Re: seeking coast to coast cycling companions
« Reply #4 on: March 01, 2020, 05:18:38 pm »
Re: headwinds, anything more than about 45 degrees angle from straight behind you will feel like a tailwind.  People crossing Kansas will meet and both will complain about the terrible tailwinds that day.

Worst headwind I ever faced was in Wyoming, westbound, between Rawlins and Lander.  Worst tailwind ever faced by another couple I met in Colorado was in Wyoming, eastbound, between Lander and Rawlins.  If you want a guaranteed tailwind, ride east at 30,000 feet altitude.  :)  Ground level winds are much less consistent.

Offline nickcrossed

Re: seeking coast to coast cycling companions
« Reply #5 on: March 01, 2020, 06:18:16 pm »
John, Again thank you for the excellent advise.  Orginally I wanted to start in in San Francisco with the western Route ( through Nevada and Utah) but I' m realizing that water or other services could be a major problem.  I guess it should be pretty obvious way the transAmerica route is the way to go.
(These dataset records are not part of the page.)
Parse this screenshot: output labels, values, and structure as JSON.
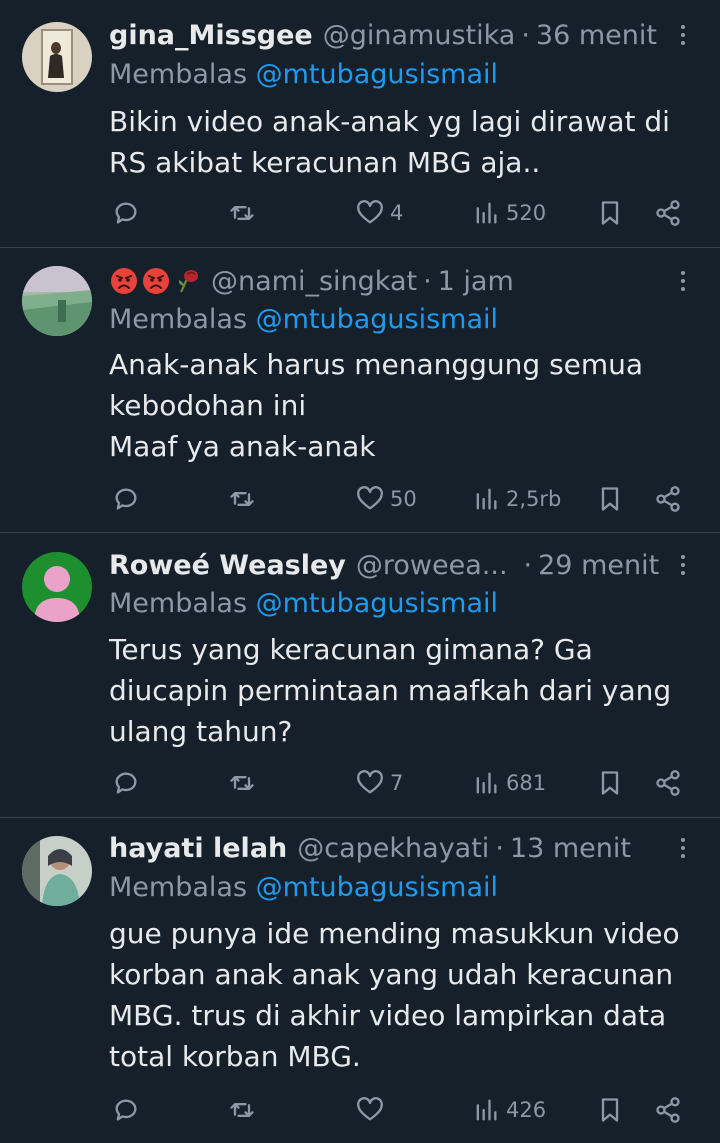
{
  "replies": [
    {
      "name": "gina_Missgee",
      "handle": "@ginamustika",
      "time": "36 menit",
      "replying_prefix": "Membalas",
      "replying_to": "@mtubagusismail",
      "text": "Bikin video anak-anak yg lagi dirawat di\nRS akibat keracunan MBG aja..",
      "likes": "4",
      "views": "520"
    },
    {
      "name": "",
      "name_emojis": [
        "pouting-face",
        "pouting-face",
        "wilted-rose"
      ],
      "handle": "@nami_singkat",
      "time": "1 jam",
      "replying_prefix": "Membalas",
      "replying_to": "@mtubagusismail",
      "text": "Anak-anak harus menanggung semua\nkebodohan ini\nMaaf ya anak-anak",
      "likes": "50",
      "views": "2,5rb"
    },
    {
      "name": "Roweé Weasley",
      "handle": "@roweea...",
      "time": "29 menit",
      "replying_prefix": "Membalas",
      "replying_to": "@mtubagusismail",
      "text": "Terus yang keracunan gimana? Ga\ndiucapin permintaan maafkah dari yang\nulang tahun?",
      "likes": "7",
      "views": "681"
    },
    {
      "name": "hayati lelah",
      "handle": "@capekhayati",
      "time": "13 menit",
      "replying_prefix": "Membalas",
      "replying_to": "@mtubagusismail",
      "text": "gue punya ide mending masukkun video\nkorban anak anak yang udah keracunan\nMBG. trus di akhir video lampirkan data\ntotal korban MBG.",
      "likes": "",
      "views": "426"
    }
  ],
  "separator": "·",
  "colors": {
    "background": "#15202b",
    "text": "#e7e9ea",
    "muted": "#8b98a5",
    "link": "#1d9bf0",
    "divider": "#38444d"
  },
  "icons": [
    "reply-icon",
    "retweet-icon",
    "heart-icon",
    "views-icon",
    "bookmark-icon",
    "share-icon",
    "more-icon"
  ]
}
Based on the posts I guess wind going westward or eastward shouldn't be a major difference and therefore I will start in Yorktown.  Thanks guys for the very helpful insights advise from some past riders in key and I will certainly take it to heart-Nick

Offline BikeliciousBabe

Re: seeking coast to coast cycling companions
« Reply #6 on: March 02, 2020, 01:11:05 pm »
Worst headwind I ever faced was in Wyoming, westbound, between Rawlins and Lander.  Worst tailwind ever faced by another couple I met in Colorado was in Wyoming, eastbound, between Lander and Rawlins.
Heh. I had a wicked cross-head between Lander and Jeffrey City. Ended up catching a tandem and took shelter to its left.  Next day from Jeffrey City to Rawlins was a headwind. Left at dawn to beat as much as I could. Heading east towards Sinclair next morning I met a local riding to work at the refinery. He said some days it takes him 20 min. to get there in the morning and an hour to get home.

Offline BikeliciousBabe

Re: seeking coast to coast cycling companions
« Reply #7 on: March 02, 2020, 01:19:36 pm »
I guess it should be pretty obvious way the transAmerica route is the way to go. Based on the posts I guess wind going westward or eastward shouldn't be a major difference and therefore I will start in Yorktown.  Thanks guys for the very helpful insights advise from some past riders in key and I will certainly take it to heart-Nick

I have spent some time on a portion of the TranAm in MT in both mid and late June. As noted, you will certainly encounter people if you head west. One night in Jackson, MT, I camped with more than a half dozen people who had started in VA in early May. The craziest encounters were on the bike trail between Missoula and Hamilton, MT. Met a Scottish fellow heading west. Not even 10 miles later I met another Scottish fellow heading west. Neither of them knew of each other.

Offline jamawani

Re: seeking coast to coast cycling companions
« Reply #8 on: March 02, 2020, 03:48:16 pm »
Nick -

I have ridden X-USA many times on various routes and on other long tours.
Only once have I had someone ride the entire way with me.
Many times I have had people plan to go and cancel out just before.
What I have learned is always to prepare to do it solo.
If you do connect with someone - all the better.
And remember, you are going to be VERY together.
If riding with a Hare Krisna or revisionist Marxist is your thing - more power to ya.

Have fun - Juan

PS - The TransAm is your best bet as stated above.
Also, if you don't have someone at the start, you will always meet up with folks on the TransAm.